How to Work Out in the Morning Without Ruining Your Day

How to Work Out in the Morning Without Ruining Your Day
Photo: Eak.Temwanich, Shutterstock

When I’m marathon training (brag), I wake up far earlier than I do for my usual weekend runs. My post-run ritual on those days is to conk out for a mid-morning nap soon after, or else doom myself to low energy levels for the rest of the day. I know I’m not alone in feeling post-workout fatigue; as this runner on Reddit puts it, “I don’t understand how people can run in the morning and be a functional human being afterwards.”

Wait, aren’t morning workouts supposed to boost energy levels, not deplete them? It doesn’t always feel that way — yet for a lot of us, the morning is the best (or only) time to get a little exercise in. So how can you prevent post-workout fatigue from affecting the rest of your day? Focus on the three main areas below and you’ll reap the benefits of morning exercise and stay energised for the rest of the day.

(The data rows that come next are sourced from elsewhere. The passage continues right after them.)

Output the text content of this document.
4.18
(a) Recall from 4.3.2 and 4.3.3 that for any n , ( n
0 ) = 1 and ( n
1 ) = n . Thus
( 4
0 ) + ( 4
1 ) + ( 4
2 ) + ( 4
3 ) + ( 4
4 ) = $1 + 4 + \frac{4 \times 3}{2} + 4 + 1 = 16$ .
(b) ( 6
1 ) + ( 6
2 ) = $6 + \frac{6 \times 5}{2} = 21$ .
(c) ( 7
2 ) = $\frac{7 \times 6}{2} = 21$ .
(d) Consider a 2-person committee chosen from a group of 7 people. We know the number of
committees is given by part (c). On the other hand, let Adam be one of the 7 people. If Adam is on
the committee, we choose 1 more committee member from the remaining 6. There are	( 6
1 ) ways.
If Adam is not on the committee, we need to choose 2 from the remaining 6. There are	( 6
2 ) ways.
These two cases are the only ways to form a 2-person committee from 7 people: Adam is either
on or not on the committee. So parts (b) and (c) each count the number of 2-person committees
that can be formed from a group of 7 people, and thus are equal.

Get the most out of your sleep

There’s a huge chance y0u’re not tired from your workout itself, but from inadequate sleep the night before. This doesn’t mean you have to sacrifice your morning workout so you can squeeze in another hour of sleep though: As we noted when we debunked the most common myths about sleep, each of us needs a different amount of sleep to be productive, and the whole “8 hours” thing is more of a guideline than a rule. If your sleep schedule is a struggle, here are our tips for getting the most out of your sleep.

Fuel yourself properly

First things first: Your nutritional needs vary depending on your lifestyle and fitness goals. Second things second: Despite pervasive ideas about it “burning more fat,” it’s not necessary to work out on an empty stomach. “The advantage of getting calories [around your] workout [is that they] will ‘spare’ some of these internal stores and prolong your time to exhaustion,” says Trevor Kashey, PhD, a biochemist and nutrition consultant who spoke to us about fuelling before and after strength-training workouts.

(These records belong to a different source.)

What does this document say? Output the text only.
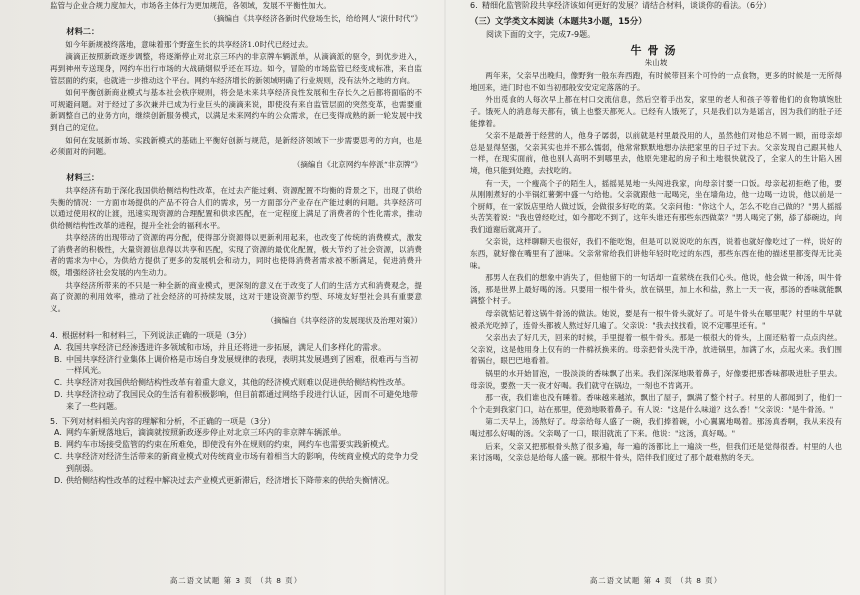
监管与企业合规力度加大，市场各主体行为更加规范，各领域，发展不平衡性加大。
（摘编自《共享经济各新时代登场生长，给给网人“滚什时代”》
材料二：
如今年新规被终落地，意味着那个野蛮生长的共享经济1.0时代已经过去。
滴滴正按照新政逐步调整，将逐渐停止对北京三环内的非京牌车辆派单，从滴滴派的驱令，到优步进入，再到神州专送现身，网约车出行市场的大战硝烟似乎还在耳边。如今，冒险的市场监管已经变成标准，来自监管层面的约束，也就进一步推动这个平台。网约车经济增长的新领域明确了行业规则，没有法外之地的方向。
如何平衡创新商业模式与基本社会秩序规则，将会是未来共享经济良性发展和生存长久之后都将面临的不可规避问题。对于经过了多次兼并已成为行业巨头的滴滴来说，即使没有来自监管层面的突然变革，也需要重新调整自己的业务方向，继续创新服务模式，以满足未来网约车的公众需求，在已变得成熟的新一轮发展中找到自己的定位。
如何在发展新市场、实践新模式的基础上平衡好创新与规范，是新经济领域下一步需要思考的方向，也是必须面对的问题。
（摘编自《北京网约车停派“非京牌”》
材料三：
共享经济有助于深化我国供给侧结构性改革，在过去产能过剩、资源配置不均衡的背景之下，出现了供给失衡的情况：一方面市场提供的产品不符合人们的需求，另一方面部分产业存在产能过剩的问题。共享经济可以通过使用权的让渡，迅速实现资源的合理配置和供求匹配，在一定程度上满足了消费者的个性化需求，推动供给侧结构性改革的进程，提升全社会的福利水平。
共享经济的出现带动了资源的再分配，使得部分资源得以更新利用起来，也改变了传统的消费模式，激发了消费者的积极性，大量资源信息得以共享和匹配，实现了资源的最优化配置，极大节约了社会资源，以消费者的需求为中心，为供给方提供了更多的发展机会和动力，同时也使得消费者需求被不断满足，促进消费升级，增强经济社会发展的内生动力。
共享经济所带来的不只是一种全新的商业模式，更深刻的意义在于改变了人们的生活方式和消费观念，提高了资源的利用效率，推动了社会经济的可持续发展，这对于建设资源节约型、环境友好型社会具有重要意义。
（摘编自《共享经济的发展现状及治理对策》）
4. 根据材料一和材料三，下列说法正确的一项是（3分）
A. 我国共享经济已经渗透进许多领域和市场，并且还将进一步拓展，满足人们多样化的需求。
B. 中国共享经济行业集体上调价格是市场自身发展规律的表现，表明其发展遇到了困难，很难再与当初一样风光。
C. 共享经济对我国供给侧结构性改革有着重大意义，其他的经济模式则难以促进供给侧结构性改革。
D. 共享经济拉动了我国民众的生活有着积极影响，但目前都通过网络手段进行认证，因而不可避免地带来了一些问题。
5. 下列对材料相关内容的理解和分析，不正确的一项是（3分）
A. 网约车新规落地后，滴滴就按照新政逐步停止对北京三环内的非京牌车辆派单。
B. 网约车市场接受监管的约束在所难免，即使没有外在规则的约束，网约车也需要实践新模式。
C. 共享经济对经济生活带来的新商业模式对传统商业市场有着相当大的影响，传统商业模式的竞争力受到削弱。
D. 供给侧结构性改革的过程中解决过去产业模式更新滞后，经济增长下降带来的供给失衡情况。
高二语文试题 第 3 页 （共 8 页）
6. 精细化监管阶段共享经济该如何更好的发展？请结合材料，谈谈你的看法。（6分）
（三）文学类文本阅读（本题共3小题，15分）
阅读下面的文字，完成7-9题。
牛骨汤
朱山坡
两年来，父亲早出晚归，像野狗一般东奔西跑，有时候带回来个可怜的一点食物，更多的时候是一无所得地回来，进门时也不如当初那般安安定定落落的子。
外出觅食的人每次早上都在村口交流信息，然后空着手出发，家里的老人和孩子等着他们的食物填饱肚子。饿死人的消息每天都有，镇上也整天都死人。已经有人饿死了，只是我们以为是谣言，因为我们的肚子还能撑着。
父亲不是最善于经营的人，他身子孱弱，以前就是村里最没用的人，虽然他们对他总不屑一顾，而母亲却总是显得坚强，父亲其实也并不那么懦弱，他常常默默地想办法把家里的日子过下去。父亲发现自己跟其他人一样，在现实面前，他也别人高明不到哪里去，他原先建起的房子和土地很快就没了，全家人的生计陷入困境，他只能到处跑，去找吃的。
有一天，一个瘦高个子的陌生人，摇摇晃晃地一头闯进我家，向母亲讨要一口饭。母亲起初拒绝了他，要从刚刚煮好的小半锅红薯粥中盛一勺给他。父亲就跟他一起喝完，坐在墙角边，他一边喝一边说，他以前是一个厨师，在一家饭店里给人做过饭，会做很多好吃的菜。父亲问他："你这个人，怎么不吃自己做的？"男人摇摇头苦笑着说："我也曾经吃过，如今都吃不到了，这年头谁还有那些东西做菜？"男人喝完了粥，舔了舔碗边，向我们道谢后就离开了。
父亲说，这样聊聊天也很好，我们不能吃饱，但是可以说说吃的东西，说着也就好像吃过了一样，说好的东西，就好像在嘴里有了滋味。父亲常常给我们讲他年轻时吃过的东西，那些东西在他的描述里都变得无比美味。
那男人在我们的想象中消失了，但他留下的一句话却一直萦绕在我们心头。他说，他会做一种汤，叫牛骨汤，那是世界上最好喝的汤。只要用一根牛骨头，放在锅里，加上水和盐，熬上一天一夜，那汤的香味就能飘满整个村子。
母亲就惦记着这锅牛骨汤的做法。她说，要是有一根牛骨头就好了。可是牛骨头在哪里呢？村里的牛早就被杀光吃掉了，连骨头都被人熬过好几遍了。父亲说："我去找找看，说不定哪里还有。"
父亲出去了好几天，回来的时候，手里提着一根牛骨头。那是一根很大的骨头，上面还粘着一点点肉丝。父亲说，这是他用身上仅有的一件棉袄换来的。母亲把骨头洗干净，放进锅里，加满了水，点起火来。我们围着锅台，眼巴巴地看着。
锅里的水开始冒泡，一股淡淡的香味飘了出来。我们深深地吸着鼻子，好像要把那香味都吸进肚子里去。母亲说，要熬一天一夜才好喝。我们就守在锅边，一刻也不肯离开。
那一夜，我们谁也没有睡着。香味越来越浓，飘出了屋子，飘满了整个村子。村里的人都闻到了，他们一个个走到我家门口，站在那里，使劲地吸着鼻子。有人说："这是什么味道？这么香！"父亲说："是牛骨汤。"
第二天早上，汤熬好了。母亲给每人盛了一碗，我们捧着碗，小心翼翼地喝着。那汤真香啊，我从来没有喝过那么好喝的汤。父亲喝了一口，眼泪就流了下来。他说："这汤，真好喝。"
后来，父亲又把那根骨头熬了很多遍，每一遍的汤都比上一遍淡一些，但我们还是觉得很香。村里的人也来讨汤喝，父亲总是给每人盛一碗。那根牛骨头，陪伴我们度过了那个最难熬的冬天。
高二语文试题 第 4 页 （共 8 页）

So instead of a fasted workout, consider getting in some carbs first. Chow down on some toast, a banana, or overnight oats. And when you’re working out, it becomes even more important to make sure you’re getting enough protein in general.

Hydrate (or diedrate)

Proper hydration is key to staying refreshed — and alive, I guess. (Here is our best advice on how much water you should drink before, during, and after exercise). And while sports drinks are mostly pointless, the crux of their marketing is true: electrolytes are important, too. In this r/running thread, replenishing electrolytes is the number one thing Reddit runners say they need to do to recover after a long run.

Still, unless you’re training for an endurance races, you probably want to avoid wasting money on health gimmicks and stick to drinking plain ol’ water. As long as you drink enough to satisfy your thirst, you’re good.

Listen to your body

Sleep, food, and water are critical, sure. But how much you need of each to avoid feeling fatigued after a morning workout will vary from person to person, so listen to your body. Don’t try to force anything, one way or another. If you’re still feeling exhausted by 11 a.m., maybe the right solution for you is simply to find a way to work out in the evenings instead.

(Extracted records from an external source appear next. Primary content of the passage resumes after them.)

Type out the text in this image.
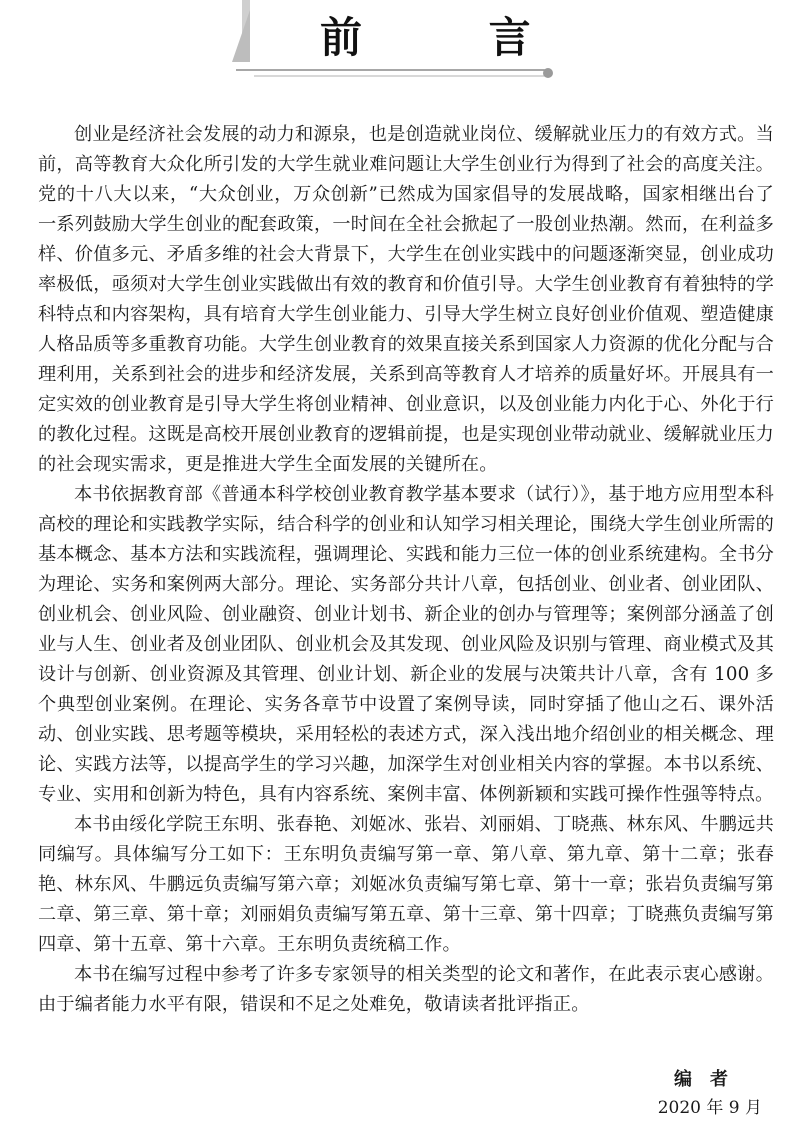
前 言

创业是经济社会发展的动力和源泉，也是创造就业岗位、缓解就业压力的有效方式。当前，高等教育大众化所引发的大学生就业难问题让大学生创业行为得到了社会的高度关注。党的十八大以来，“大众创业，万众创新”已然成为国家倡导的发展战略，国家相继出台了一系列鼓励大学生创业的配套政策，一时间在全社会掀起了一股创业热潮。然而，在利益多样、价值多元、矛盾多维的社会大背景下，大学生在创业实践中的问题逐渐突显，创业成功率极低，亟须对大学生创业实践做出有效的教育和价值引导。大学生创业教育有着独特的学科特点和内容架构，具有培育大学生创业能力、引导大学生树立良好创业价值观、塑造健康人格品质等多重教育功能。大学生创业教育的效果直接关系到国家人力资源的优化分配与合理利用，关系到社会的进步和经济发展，关系到高等教育人才培养的质量好坏。开展具有一定实效的创业教育是引导大学生将创业精神、创业意识，以及创业能力内化于心、外化于行的教化过程。这既是高校开展创业教育的逻辑前提，也是实现创业带动就业、缓解就业压力的社会现实需求，更是推进大学生全面发展的关键所在。

本书依据教育部《普通本科学校创业教育教学基本要求（试行）》，基于地方应用型本科高校的理论和实践教学实际，结合科学的创业和认知学习相关理论，围绕大学生创业所需的基本概念、基本方法和实践流程，强调理论、实践和能力三位一体的创业系统建构。全书分为理论、实务和案例两大部分。理论、实务部分共计八章，包括创业、创业者、创业团队、创业机会、创业风险、创业融资、创业计划书、新企业的创办与管理等；案例部分涵盖了创业与人生、创业者及创业团队、创业机会及其发现、创业风险及识别与管理、商业模式及其设计与创新、创业资源及其管理、创业计划、新企业的发展与决策共计八章，含有 100 多个典型创业案例。在理论、实务各章节中设置了案例导读，同时穿插了他山之石、课外活动、创业实践、思考题等模块，采用轻松的表述方式，深入浅出地介绍创业的相关概念、理论、实践方法等，以提高学生的学习兴趣，加深学生对创业相关内容的掌握。本书以系统、专业、实用和创新为特色，具有内容系统、案例丰富、体例新颖和实践可操作性强等特点。

本书由绥化学院王东明、张春艳、刘姬冰、张岩、刘丽娟、丁晓燕、林东风、牛鹏远共同编写。具体编写分工如下：王东明负责编写第一章、第八章、第九章、第十二章；张春艳、林东风、牛鹏远负责编写第六章；刘姬冰负责编写第七章、第十一章；张岩负责编写第二章、第三章、第十章；刘丽娟负责编写第五章、第十三章、第十四章；丁晓燕负责编写第四章、第十五章、第十六章。王东明负责统稿工作。

本书在编写过程中参考了许多专家领导的相关类型的论文和著作，在此表示衷心感谢。由于编者能力水平有限，错误和不足之处难免，敬请读者批评指正。

编者
2020 年 9 月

For runners specifically: The majority (typically 80%) of your runs should be easy runs, and these easy runs shouldn’t knock you out. Make sure your training program isn’t too intense, and that you’re taking the time to run easy on most of your runs.

And remember, there could be other underlying medical causes for post-workout fatigue, so if you suspect there’s another reason you’re feeling unusually exhausted, consult your doctor.